Pale-billed Woodpecker
Yellow-headed Caracara
Because we got in the park this time quite early, before the tourist groups arrived, it was less crowded on the beach. On the other side of Punta Catedral (the island that is connected to the mainland by a narrow land bridge) is Playa Espadilla Sur, where it was even quieter than the main beach (Playa Manuel Antonio).
Playa Espadilla Sur
On the beach there were many scurrying Hermit Crabs.
Hermit Crab
The White-faced Capuchin Monkeys are the boldest of the monkey species in Costa Rica, they hang out on the beach and sometimes snatch food from tourists.

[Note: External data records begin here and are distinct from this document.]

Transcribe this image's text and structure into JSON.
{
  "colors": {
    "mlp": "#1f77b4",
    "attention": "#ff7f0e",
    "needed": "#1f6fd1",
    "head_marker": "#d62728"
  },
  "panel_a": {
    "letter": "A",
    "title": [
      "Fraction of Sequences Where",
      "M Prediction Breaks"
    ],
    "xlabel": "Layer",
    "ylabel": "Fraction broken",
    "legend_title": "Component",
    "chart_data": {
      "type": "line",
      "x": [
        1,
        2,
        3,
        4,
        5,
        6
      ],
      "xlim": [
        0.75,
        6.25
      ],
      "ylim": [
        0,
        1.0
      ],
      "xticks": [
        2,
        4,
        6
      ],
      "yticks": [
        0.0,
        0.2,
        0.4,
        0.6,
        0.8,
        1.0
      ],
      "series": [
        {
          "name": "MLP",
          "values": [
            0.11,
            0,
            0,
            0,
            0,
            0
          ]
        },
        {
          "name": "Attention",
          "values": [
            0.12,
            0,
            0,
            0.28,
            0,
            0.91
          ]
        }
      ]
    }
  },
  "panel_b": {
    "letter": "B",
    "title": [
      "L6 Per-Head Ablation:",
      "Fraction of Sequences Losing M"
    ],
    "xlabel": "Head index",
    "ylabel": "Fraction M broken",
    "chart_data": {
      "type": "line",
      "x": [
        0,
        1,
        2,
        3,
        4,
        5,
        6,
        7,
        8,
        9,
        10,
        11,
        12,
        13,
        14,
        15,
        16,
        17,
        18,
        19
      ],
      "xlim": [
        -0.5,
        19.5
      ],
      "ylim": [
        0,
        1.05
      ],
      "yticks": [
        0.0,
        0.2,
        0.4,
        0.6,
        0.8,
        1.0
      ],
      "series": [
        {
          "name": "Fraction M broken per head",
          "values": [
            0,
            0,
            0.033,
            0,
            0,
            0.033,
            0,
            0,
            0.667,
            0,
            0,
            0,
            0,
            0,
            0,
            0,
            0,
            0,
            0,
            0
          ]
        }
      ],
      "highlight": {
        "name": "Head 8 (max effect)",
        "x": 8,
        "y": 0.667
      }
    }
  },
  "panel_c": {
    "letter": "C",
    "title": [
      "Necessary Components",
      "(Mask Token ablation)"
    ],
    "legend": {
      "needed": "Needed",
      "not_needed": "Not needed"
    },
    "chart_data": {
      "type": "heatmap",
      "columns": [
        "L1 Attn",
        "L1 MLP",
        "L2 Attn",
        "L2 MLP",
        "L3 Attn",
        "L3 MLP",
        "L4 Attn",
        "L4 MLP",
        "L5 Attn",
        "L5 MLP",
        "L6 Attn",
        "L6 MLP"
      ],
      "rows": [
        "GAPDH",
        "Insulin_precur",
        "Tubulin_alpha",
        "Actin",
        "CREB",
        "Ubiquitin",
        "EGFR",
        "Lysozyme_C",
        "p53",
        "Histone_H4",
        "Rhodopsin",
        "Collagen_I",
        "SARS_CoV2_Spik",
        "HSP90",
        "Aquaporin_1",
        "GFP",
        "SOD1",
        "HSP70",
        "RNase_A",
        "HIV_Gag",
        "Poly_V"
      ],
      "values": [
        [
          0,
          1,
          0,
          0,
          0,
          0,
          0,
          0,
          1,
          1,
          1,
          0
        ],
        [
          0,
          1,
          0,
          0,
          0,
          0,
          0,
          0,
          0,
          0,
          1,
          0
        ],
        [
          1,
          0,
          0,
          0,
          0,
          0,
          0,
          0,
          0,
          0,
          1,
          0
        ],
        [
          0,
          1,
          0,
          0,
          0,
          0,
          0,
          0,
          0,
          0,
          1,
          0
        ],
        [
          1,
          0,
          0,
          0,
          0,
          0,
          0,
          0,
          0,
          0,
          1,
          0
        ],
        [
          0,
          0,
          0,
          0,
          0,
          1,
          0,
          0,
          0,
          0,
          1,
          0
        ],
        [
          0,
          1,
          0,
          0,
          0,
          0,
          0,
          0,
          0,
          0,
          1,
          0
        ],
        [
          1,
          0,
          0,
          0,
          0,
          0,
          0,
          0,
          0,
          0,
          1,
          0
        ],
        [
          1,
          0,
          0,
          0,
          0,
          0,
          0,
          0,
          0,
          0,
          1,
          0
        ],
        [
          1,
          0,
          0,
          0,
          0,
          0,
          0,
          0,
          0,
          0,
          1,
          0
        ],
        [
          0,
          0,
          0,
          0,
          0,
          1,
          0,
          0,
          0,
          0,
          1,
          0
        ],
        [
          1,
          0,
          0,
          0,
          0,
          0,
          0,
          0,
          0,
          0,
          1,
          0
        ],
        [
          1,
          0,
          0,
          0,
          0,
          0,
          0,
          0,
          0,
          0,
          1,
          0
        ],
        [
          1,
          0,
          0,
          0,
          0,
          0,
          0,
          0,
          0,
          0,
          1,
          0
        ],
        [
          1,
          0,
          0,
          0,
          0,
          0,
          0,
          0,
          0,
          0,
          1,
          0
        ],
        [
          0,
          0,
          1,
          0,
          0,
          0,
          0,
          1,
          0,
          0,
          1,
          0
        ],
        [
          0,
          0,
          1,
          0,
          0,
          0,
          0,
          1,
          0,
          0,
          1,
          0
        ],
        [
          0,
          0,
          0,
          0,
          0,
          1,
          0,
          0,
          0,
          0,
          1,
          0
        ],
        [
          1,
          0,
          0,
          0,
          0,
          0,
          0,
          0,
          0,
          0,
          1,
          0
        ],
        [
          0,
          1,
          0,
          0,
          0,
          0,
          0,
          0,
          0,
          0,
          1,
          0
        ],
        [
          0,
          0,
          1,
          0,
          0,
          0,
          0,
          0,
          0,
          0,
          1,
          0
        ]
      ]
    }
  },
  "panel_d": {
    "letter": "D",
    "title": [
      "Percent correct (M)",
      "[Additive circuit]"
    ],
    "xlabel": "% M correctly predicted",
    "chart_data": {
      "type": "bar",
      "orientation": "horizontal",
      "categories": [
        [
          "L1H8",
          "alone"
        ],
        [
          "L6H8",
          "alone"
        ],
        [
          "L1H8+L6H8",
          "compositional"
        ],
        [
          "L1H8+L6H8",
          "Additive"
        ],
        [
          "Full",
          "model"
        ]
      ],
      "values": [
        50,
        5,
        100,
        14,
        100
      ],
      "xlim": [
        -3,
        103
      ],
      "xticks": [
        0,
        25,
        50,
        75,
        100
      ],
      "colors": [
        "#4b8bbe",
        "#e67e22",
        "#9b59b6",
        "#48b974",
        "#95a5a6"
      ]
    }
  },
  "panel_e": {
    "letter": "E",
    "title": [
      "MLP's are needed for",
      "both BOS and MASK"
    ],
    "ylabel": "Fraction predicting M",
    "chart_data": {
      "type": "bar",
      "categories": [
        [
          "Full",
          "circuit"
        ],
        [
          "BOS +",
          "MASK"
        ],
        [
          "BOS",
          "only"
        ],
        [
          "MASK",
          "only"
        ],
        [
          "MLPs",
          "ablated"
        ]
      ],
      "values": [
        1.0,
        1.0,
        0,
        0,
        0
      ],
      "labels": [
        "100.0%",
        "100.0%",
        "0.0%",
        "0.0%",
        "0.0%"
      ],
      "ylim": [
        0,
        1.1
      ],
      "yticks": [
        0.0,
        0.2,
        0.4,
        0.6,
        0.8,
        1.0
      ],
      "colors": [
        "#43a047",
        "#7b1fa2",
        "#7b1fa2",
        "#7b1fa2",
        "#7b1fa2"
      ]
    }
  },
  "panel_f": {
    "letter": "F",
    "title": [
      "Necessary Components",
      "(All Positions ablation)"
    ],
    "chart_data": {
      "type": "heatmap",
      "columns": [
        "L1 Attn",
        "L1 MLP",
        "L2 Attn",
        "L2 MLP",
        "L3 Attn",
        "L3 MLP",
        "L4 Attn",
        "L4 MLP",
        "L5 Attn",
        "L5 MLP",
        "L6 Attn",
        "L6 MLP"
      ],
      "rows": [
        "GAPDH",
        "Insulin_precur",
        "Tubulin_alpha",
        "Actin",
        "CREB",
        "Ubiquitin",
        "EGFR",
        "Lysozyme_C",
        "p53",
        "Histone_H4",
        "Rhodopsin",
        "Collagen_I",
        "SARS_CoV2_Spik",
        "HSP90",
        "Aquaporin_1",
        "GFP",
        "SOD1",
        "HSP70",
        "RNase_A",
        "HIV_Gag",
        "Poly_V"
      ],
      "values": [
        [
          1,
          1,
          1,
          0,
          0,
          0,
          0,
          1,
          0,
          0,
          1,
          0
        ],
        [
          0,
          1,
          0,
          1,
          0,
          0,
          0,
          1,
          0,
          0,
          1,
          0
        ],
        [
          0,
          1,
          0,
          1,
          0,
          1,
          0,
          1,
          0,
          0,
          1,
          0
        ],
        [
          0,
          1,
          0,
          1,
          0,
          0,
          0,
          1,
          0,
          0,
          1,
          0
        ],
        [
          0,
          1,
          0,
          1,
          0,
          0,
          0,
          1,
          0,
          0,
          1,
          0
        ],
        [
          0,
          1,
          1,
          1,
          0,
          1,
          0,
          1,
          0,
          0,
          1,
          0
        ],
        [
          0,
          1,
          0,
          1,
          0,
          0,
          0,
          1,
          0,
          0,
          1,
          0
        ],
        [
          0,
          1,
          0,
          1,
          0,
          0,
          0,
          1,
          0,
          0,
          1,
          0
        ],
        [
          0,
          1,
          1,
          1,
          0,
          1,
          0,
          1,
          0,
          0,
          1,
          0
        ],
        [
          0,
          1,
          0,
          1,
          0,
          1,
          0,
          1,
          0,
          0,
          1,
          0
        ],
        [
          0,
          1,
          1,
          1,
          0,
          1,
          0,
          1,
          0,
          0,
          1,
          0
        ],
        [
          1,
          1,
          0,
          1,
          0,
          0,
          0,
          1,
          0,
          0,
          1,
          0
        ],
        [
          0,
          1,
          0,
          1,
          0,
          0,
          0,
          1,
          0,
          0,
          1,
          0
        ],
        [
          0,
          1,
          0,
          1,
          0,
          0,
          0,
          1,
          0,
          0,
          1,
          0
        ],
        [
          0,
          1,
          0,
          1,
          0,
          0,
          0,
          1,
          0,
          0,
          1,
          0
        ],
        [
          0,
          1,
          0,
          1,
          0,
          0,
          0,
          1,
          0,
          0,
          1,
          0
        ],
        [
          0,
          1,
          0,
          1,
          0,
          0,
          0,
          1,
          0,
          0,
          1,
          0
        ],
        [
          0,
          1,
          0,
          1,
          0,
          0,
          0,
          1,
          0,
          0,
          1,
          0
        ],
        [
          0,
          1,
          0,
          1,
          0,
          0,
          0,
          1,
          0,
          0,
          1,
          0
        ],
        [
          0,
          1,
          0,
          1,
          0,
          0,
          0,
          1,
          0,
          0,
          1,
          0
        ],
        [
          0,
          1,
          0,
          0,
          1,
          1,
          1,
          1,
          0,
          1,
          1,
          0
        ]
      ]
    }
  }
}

I think the picture below is a quintessential Manuel Antonio White-faced Capuchin on the beach picture -- you can see the monkey intently gazing, no doubt waiting for his opportunity, and a tourist in the background.
White-faced Capuchin
On the way back, finally I photographed a Squirrel Monkey -- the pretties of the monkey species -- in good light.
Squirrel Monkey
It turned out we would see one more crab in the park -- this was a land crab burrowing in the forest floor, quite some way from the water.
Crab
Finally, a Brown Basilisk lizard basking in the sun rounded up our visit to this smallest of national parks in Costa Rica.
And so ended our stay in Manuel Antonio -- after lunch we had to pack up and ride to Alajuela. Just one more night and we would leave Costa Rica.